Public Safety Committee chairman Randy Preston listens as Emergency Services Director Don Jaquish talks about turning the former Bookmobile into a mobile communications headquarters.
Three counties that have funded the former Bookmobile may get the vehicle for use as a mobile communications and command post.
At the Essex County Public Safety Committee meeting June 11, Emergency Services Director Don Jaquish said the counties of Franklin and Clinton approached him about using the former Bookmobile, which was operated by the Clinton-Franklin-Essex Library System, as a mobile command post which would be able to coordinate different radio systems to allow for better communications.
Jaquish said that the proposal would not add any expenses, but supervisors had questions.
“I know that it is free and nice to have, but at some point down the road I am sure that it is going to cost us money,” Moriah Supervisor Tom Scozzafava said. “It's a piece of equipment that would be nice to have, but it’s not critical.”
“I have concerns down the road that this vehicle would be in the neighborhood of $400,000 if it had to be replaced,” Wilmington Supervisor Randy Preston said.
“We are cutting costs and selling things and we are going to add on a second-hand bookmobile for a command center,” Chesterfield Supervisor Gerald Morrow said. “We do work with these counties, and want to continue, but the key thing is no costs to the county and no future costs to the county.”
“If there is a cost, we would try to fund it through Homeland Security and funds that we have in place,” Jaquish said. “I can't guarantee that this would not have a cost with it in the future.”
Jaquish said that Franklin County had already signed on to fit the vehicle, while Clinton County would take care of the maintenance.

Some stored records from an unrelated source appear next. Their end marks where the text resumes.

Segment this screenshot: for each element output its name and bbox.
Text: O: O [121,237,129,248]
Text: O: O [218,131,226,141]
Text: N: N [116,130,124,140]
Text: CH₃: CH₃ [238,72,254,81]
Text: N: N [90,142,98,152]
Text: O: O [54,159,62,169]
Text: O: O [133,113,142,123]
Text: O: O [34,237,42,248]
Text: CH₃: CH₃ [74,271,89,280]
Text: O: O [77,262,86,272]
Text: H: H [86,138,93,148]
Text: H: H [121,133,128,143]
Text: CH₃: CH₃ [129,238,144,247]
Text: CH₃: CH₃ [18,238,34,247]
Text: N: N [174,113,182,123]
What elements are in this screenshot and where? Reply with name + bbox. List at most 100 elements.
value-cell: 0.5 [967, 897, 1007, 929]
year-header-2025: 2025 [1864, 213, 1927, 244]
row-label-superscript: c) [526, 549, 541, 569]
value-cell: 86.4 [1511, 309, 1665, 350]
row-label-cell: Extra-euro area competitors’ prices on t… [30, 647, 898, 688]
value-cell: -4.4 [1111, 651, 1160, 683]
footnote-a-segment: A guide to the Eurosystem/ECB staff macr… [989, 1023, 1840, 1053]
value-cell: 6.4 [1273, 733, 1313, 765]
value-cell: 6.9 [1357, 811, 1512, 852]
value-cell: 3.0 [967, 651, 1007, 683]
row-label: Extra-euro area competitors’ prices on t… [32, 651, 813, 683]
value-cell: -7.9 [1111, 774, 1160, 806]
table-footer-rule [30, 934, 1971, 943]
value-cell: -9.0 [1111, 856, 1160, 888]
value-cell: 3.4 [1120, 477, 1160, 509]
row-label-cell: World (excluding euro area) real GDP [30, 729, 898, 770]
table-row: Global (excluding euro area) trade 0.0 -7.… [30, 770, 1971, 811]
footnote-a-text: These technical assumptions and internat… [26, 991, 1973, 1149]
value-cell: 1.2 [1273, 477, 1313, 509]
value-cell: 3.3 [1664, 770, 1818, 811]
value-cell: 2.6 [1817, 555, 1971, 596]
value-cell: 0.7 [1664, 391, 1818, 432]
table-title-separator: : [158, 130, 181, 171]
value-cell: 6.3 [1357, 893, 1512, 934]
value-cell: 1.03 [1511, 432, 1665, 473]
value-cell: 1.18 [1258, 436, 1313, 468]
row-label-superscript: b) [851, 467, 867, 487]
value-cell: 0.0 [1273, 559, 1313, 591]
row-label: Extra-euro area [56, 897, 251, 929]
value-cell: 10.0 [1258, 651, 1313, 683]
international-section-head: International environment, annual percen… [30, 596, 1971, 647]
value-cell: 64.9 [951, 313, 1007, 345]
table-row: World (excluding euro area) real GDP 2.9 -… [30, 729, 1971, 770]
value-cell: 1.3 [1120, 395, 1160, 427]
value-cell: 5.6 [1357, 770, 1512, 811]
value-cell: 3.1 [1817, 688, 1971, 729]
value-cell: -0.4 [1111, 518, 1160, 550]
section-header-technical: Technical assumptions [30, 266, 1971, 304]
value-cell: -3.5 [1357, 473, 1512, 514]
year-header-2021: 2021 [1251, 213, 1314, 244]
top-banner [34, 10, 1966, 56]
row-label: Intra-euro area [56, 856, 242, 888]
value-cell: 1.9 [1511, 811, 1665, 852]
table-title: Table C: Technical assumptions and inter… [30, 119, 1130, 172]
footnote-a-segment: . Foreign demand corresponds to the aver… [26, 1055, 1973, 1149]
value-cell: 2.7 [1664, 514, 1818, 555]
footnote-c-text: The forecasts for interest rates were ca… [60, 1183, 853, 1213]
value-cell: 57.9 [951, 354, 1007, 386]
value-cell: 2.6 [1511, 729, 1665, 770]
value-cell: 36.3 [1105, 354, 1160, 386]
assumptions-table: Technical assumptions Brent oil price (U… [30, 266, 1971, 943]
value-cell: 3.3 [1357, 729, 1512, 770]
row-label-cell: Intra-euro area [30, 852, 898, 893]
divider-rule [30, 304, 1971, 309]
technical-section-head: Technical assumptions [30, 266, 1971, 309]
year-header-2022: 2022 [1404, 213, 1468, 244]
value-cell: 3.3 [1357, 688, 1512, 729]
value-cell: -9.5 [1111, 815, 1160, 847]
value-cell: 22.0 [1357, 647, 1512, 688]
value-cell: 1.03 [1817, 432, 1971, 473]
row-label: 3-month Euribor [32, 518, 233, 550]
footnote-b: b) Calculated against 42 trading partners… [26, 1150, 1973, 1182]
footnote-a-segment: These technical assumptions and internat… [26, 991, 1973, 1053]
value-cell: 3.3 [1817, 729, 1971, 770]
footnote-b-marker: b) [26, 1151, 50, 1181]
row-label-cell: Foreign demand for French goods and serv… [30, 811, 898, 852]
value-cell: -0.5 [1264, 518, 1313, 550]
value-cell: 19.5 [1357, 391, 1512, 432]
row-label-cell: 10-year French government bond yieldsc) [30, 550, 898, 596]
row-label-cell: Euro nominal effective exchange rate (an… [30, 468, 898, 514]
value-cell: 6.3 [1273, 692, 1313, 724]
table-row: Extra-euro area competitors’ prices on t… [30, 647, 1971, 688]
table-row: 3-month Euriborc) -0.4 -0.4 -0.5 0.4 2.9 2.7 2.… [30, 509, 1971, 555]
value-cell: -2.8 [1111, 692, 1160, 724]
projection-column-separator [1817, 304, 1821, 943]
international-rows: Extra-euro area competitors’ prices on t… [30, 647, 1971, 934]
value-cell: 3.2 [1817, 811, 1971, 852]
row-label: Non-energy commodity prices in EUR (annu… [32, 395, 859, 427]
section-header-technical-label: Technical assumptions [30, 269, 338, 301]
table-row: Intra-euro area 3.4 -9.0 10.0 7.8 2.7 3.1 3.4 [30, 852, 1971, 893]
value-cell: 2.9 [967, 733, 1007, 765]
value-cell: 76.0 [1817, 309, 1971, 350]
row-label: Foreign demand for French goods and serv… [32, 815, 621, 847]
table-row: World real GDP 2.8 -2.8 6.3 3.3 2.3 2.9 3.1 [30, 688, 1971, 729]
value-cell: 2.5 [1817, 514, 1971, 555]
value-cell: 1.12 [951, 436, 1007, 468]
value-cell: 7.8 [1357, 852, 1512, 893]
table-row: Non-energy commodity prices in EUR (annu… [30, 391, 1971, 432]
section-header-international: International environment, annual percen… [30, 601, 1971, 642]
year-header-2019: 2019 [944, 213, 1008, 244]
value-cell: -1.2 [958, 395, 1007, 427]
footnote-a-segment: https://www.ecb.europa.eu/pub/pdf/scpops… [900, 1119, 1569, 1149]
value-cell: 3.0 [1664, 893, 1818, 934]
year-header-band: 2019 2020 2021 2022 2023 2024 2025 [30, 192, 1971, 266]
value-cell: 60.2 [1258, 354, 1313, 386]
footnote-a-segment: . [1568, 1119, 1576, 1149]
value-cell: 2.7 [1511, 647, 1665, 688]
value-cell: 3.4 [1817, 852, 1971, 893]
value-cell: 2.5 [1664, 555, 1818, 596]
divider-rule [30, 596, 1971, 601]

“If Franklin County will be retro-fitting the vehicle and Clinton will be maintaining it, so I can't see how we could not go along with this,” Morrow said. “The other two counties are going through with this either way, so I would think it would be foolish of us not to go along.”
North Elba Supervisor Roby Politi wondered why there was a need for a mobile communications center.
“I thought that the purpose of spending $10 million on a communications system was so we would be able to communicate throughout the county,” Politi said. “Are you telling me that we will still not be able to communicate with some people once it is done?”
“There are departments that our communications system would not work with in some situations because their systems are different,” Jaquish said. “You have to program the systems in order to get them to work together and that can take time.”
Elizabethtown Supervisor Margaret Bartley said that she felt it would be useful in some situations.
“I just think about the situation that we had here with the crash on the Northway where several people died and there was no communications there,” she said.
Board chairman Randy Douglas said that he would go along with the recommendation, but said other agencies have similar vehicles in emergency situations.
“FEMA came in with one of these rigs like this and parked it right next to our office,” Douglas said. “It is something that they use for any large-scale event.”
“When the bridge went out SEMO had a big vehicle there and the State Police also had one,” Scozzafava added.
“This would be used for any large-scale event where multiple agencies are involved and separate radio systems are used,” Jaquish said. “It would usually be a long-term event, something where it would be needed over several days.”
Scozzafava felt that there also was another option for the vehicle.
“I think that the library committee should sell it as surplus and use that money toward their needs,” he said. “I would move a resolution to do away with any covenant that they have with the county so they can do what they please with the bus.”
The motion passed through committee, 5-2, and will now go before the Ways and Means Committee June 25.